Under the new "gear-lending" program, to be launched Tuesday, women will receive Capri pants, a sports bra, shirt, socks and shoes. Men will get a shirt, shorts, socks and shoes. Between uses, Westin says the clothes will undergo the same intense hot-water laundry process used on hotel sheets and towels. Also, the exterior of shoes will be cleaned and the inner soles will be replaced between guests.
Communal running socks? Come on Helliker. All of the official sites and releases emphatically state, "Shoes come with socks that are brand new and apparel is provided fresh and clean." Either the uproar over wearing laundered socks caused a re-evaluation of the program or Helliker's reporting was questionable. Suppose it doesn't really matter in the grad scheme of things. But, it seems important to make the program appealing and don't allow inaccurate reporting to discourage guests from taking advantage of an opportunity to improve their quality of life and health via exercise. Some food for thought if you ever find yourself at a Westin and in need of running gear.

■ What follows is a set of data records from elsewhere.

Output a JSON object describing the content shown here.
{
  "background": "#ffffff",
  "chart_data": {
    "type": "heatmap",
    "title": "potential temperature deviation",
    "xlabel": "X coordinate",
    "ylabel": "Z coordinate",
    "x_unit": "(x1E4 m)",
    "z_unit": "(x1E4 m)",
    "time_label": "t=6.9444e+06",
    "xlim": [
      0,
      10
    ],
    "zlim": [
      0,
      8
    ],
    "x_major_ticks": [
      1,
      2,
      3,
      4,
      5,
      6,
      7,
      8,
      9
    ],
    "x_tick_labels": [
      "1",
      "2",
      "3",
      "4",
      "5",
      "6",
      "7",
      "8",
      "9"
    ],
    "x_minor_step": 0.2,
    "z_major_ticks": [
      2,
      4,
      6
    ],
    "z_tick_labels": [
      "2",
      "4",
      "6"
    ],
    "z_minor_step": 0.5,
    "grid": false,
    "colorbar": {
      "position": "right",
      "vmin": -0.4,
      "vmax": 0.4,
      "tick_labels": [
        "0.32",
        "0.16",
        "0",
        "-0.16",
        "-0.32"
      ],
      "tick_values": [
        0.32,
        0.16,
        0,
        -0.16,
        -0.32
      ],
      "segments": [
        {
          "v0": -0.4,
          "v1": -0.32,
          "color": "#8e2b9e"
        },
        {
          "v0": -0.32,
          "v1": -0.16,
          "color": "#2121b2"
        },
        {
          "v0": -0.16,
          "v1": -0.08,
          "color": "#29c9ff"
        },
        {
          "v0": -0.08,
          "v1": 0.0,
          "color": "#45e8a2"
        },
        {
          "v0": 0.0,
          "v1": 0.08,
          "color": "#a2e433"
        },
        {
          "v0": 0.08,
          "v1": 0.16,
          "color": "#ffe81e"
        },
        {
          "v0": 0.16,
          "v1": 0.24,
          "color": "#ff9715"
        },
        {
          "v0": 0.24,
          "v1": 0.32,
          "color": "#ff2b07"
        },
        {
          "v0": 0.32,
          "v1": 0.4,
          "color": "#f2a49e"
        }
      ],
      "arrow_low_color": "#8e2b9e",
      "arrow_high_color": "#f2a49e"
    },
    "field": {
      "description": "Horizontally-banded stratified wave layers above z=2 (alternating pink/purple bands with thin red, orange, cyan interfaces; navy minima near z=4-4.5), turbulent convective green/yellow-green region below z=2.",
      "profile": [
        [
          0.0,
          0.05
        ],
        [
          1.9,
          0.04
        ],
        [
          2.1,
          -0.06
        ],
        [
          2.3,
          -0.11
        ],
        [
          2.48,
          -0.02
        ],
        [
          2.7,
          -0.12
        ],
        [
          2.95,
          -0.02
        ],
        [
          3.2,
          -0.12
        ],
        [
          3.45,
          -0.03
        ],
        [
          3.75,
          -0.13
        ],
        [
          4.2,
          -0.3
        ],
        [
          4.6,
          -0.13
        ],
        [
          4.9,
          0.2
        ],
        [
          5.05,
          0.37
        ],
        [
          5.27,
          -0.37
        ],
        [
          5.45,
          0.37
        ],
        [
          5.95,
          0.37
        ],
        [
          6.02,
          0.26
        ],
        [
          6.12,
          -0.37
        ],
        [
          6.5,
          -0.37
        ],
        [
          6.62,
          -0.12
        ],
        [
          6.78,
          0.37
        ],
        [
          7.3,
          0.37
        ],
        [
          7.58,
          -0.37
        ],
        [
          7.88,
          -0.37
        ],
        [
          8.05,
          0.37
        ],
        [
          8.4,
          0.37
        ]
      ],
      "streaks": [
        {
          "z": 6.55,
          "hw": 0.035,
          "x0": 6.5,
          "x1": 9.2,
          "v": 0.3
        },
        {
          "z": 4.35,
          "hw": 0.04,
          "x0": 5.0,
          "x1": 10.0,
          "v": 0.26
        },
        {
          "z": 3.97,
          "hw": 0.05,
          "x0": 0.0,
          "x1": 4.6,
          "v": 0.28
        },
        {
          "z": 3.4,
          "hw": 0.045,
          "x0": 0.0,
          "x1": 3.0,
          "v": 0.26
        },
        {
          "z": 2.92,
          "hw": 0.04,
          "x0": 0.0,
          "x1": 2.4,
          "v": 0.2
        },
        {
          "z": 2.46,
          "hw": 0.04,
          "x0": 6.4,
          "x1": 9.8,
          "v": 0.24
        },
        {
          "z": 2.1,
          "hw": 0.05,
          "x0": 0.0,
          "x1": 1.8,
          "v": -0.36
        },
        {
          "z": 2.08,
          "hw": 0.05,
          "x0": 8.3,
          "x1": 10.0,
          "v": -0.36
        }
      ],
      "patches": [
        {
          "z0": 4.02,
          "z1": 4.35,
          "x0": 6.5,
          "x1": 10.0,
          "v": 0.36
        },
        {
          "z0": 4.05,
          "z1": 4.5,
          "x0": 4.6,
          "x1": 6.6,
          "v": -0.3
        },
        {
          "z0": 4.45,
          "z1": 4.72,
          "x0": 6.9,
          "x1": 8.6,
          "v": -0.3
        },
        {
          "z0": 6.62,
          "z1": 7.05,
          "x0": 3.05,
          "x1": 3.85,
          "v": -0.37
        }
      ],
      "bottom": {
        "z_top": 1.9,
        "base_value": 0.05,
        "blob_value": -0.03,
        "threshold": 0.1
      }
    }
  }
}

And finally, my moment of marathon zen...
**Boston Marathon, 18 April 2011 -- Hall ran the fastest marathon ever by an American, finished fourth, but not an American record because the Boston course is not eligible for records owing to its point-to-point layout and its elevation drop of greater than 1 meter per kilometer. A kind (i.e. very strong) net tailwind (15-20 miles/hour) contributed to the runners' remarkable 2011 times (Kenya's Geoffrey Mutai ran 57 seconds under the recognized world record in winning in 2:03:02, but again, not a new official world record).